The other thesis is described in the book “The Road to Eleusis” (having Albert Hoffman, the discoverer of LSD and C.A.P. Ruck as a collaborators). He makes the hypothesis that a drink called ‘kykeon’ was similarly made out of a fungal parasite of barley called ergot (it contains LSA, the precursor of LSD). Similar to the Soma, this drink allowed people to peek into the after-life.
This drink seem to be used during the Eleusinian Mysteries (initiation ceremonies held every year for the cult of Demeter and Persephone based at Eleusis in ancient Greece). We do not know much about it since it was a well-kept secret and those who divulged the core ritual received death penalty. What we do know, is that this festival was a fundamental part of the ancient Greek culture.
Terence McKenna, another mushroom enthusiast, also hypothesized that the Eleusinian Mysteries took place under the effect of some substance that came from mushrooms (although he thought that they were some sort of Psilocybe kind). He said that the mushroom was not only a part of ancient cultures, but the very reason behind our advanced cognitive capacities.
His theory is often referred as the “Stoned Ape Theory of Human Evolution”. He theorized that the Homo Sapiens stumbled with the species Psilocybe Cubensis and started ingesting. The effects of the mushroom that address fundamental facets help us become Homo Sapiens by modulation, our sense of ego, for example, promoting social bonding; similarly, language, could have triggered something in our psyche that allowed us to reach a fundamentally higher level of communication.

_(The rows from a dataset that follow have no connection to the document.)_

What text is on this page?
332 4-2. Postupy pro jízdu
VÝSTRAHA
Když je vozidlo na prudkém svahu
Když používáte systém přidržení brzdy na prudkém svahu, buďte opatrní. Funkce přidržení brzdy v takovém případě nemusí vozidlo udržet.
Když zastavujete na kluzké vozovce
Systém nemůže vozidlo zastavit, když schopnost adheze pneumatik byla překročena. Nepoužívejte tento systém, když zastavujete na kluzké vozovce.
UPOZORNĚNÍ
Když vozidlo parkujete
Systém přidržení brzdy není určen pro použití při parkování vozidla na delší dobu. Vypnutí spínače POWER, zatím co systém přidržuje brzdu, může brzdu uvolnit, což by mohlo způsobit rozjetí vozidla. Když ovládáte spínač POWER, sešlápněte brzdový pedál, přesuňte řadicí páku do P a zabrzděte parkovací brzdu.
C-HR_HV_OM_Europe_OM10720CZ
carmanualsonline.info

Nowadays psilocybin, one of the main alkaloids that most magic mushrooms have, is being researched for its medical uses. Research has shown that it can certainly help patients with terminal diseases come to terms with life. Also, it can help get rid of depression, anxiety and other unnecessary psychological habits.
Mushrooms are truly wonderful beings. What we usually consider to be a mushroom, for example, the ones we buy in the supermarket, are actually just their fruiting bodies. Their purpose is the dispersing of spores in to its surroundings; but if we look underground, we find that under the fruiting body there are complex networks of interlocking tubular cells called mycelium.
They grow from the mushroom’s spores, and quickly become a happy community of selfless cells that work in harmony towards their goals. Nutrients and cellular compounds travel along these tubular networks to help the growth of mushrooms, aimed at the abortion of further nutrients. Yes, but why would a mushroom put so much of its energy into producing a substance that has no benefit to it?
I like to think that it is their gift to us, in order to open our mind and heart. It is the realization that we can be like mushrooms, to work as a community, that’s what we learn when we eat them. Rather than being separate beings from one another, we are fundamentally united: Interdependence is more important than independence to archive realization in a broader scale.
Our actions spread like spores do, let us put some good vibes into it. The cosmic sacrament with magic mushrooms is available to us as a gift from the mushroom kingdom, let us be ready for it, let us allow the mushroom to give us their wisdom!